Olyvia Tippins

and 5 more

Language models have transformed automated text generation by enabling systems to generate coherent, contextually relevant content across diverse domains. However, when faced with domain-specific tasks that require the precise use of specialized terminologies, these models frequently encounter challenges in tokenization and knowledge retrieval. The novel combination of token factorization and retrieval-augmented generation (RAG) presents a significant advancement, offering a more accurate and contextually informed generative process. Token factorization improves the representation of complex terms through the decomposition of tokens into smaller, semantically meaningful units, which significantly enhances the model's ability to generate domain-specific text with precision.
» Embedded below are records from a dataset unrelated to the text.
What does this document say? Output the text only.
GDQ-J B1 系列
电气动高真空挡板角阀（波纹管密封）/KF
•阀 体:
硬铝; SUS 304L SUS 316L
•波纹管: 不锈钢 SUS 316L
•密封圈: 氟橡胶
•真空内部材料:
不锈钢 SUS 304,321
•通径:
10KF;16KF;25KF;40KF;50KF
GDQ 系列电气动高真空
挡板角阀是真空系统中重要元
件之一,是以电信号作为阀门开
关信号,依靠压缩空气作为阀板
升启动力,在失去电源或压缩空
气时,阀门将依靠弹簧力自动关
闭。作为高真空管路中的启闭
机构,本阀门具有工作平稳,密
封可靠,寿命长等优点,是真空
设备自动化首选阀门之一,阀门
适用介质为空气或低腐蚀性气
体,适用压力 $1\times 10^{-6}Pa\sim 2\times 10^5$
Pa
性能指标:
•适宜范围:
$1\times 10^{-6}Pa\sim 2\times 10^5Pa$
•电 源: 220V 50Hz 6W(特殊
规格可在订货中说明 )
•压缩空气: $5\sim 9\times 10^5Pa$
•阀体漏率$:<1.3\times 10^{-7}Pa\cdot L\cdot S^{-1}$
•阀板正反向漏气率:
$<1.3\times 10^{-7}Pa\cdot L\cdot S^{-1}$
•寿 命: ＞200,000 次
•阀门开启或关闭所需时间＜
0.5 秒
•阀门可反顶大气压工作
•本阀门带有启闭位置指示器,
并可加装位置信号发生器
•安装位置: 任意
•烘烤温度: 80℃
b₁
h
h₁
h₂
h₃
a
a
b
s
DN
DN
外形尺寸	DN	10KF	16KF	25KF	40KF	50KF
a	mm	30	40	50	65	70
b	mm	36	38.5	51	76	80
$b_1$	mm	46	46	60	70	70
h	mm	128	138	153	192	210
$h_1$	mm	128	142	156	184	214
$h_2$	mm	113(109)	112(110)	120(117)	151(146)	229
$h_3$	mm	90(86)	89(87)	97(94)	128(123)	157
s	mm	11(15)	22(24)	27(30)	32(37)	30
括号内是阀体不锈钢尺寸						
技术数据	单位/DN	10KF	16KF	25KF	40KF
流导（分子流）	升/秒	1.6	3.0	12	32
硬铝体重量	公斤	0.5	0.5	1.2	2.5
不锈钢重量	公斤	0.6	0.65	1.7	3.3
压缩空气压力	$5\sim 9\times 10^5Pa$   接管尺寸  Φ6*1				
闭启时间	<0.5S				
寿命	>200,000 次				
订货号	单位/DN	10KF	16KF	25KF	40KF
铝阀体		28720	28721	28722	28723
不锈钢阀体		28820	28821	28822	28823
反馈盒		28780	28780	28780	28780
Simultaneously, the integration of RAG allows the system to access and incorporate external domain-specific knowledge dynamically, ensuring that the generated content remains factually accurate and relevant. Through extensive experimentation, the research demonstrates substantial reductions in error rates, improvements in retrieval accuracy, and increases in fluency when these techniques are applied to specialized domains such as legal, medical, and technical fields. Although the enhancements introduce additional computational complexity, the overall improvements in performance justify the trade-offs. The findings contribute to the broader application of language models in domains requiring high accuracy and contextual depth, paving the way for more effective text generation systems in specialized industries.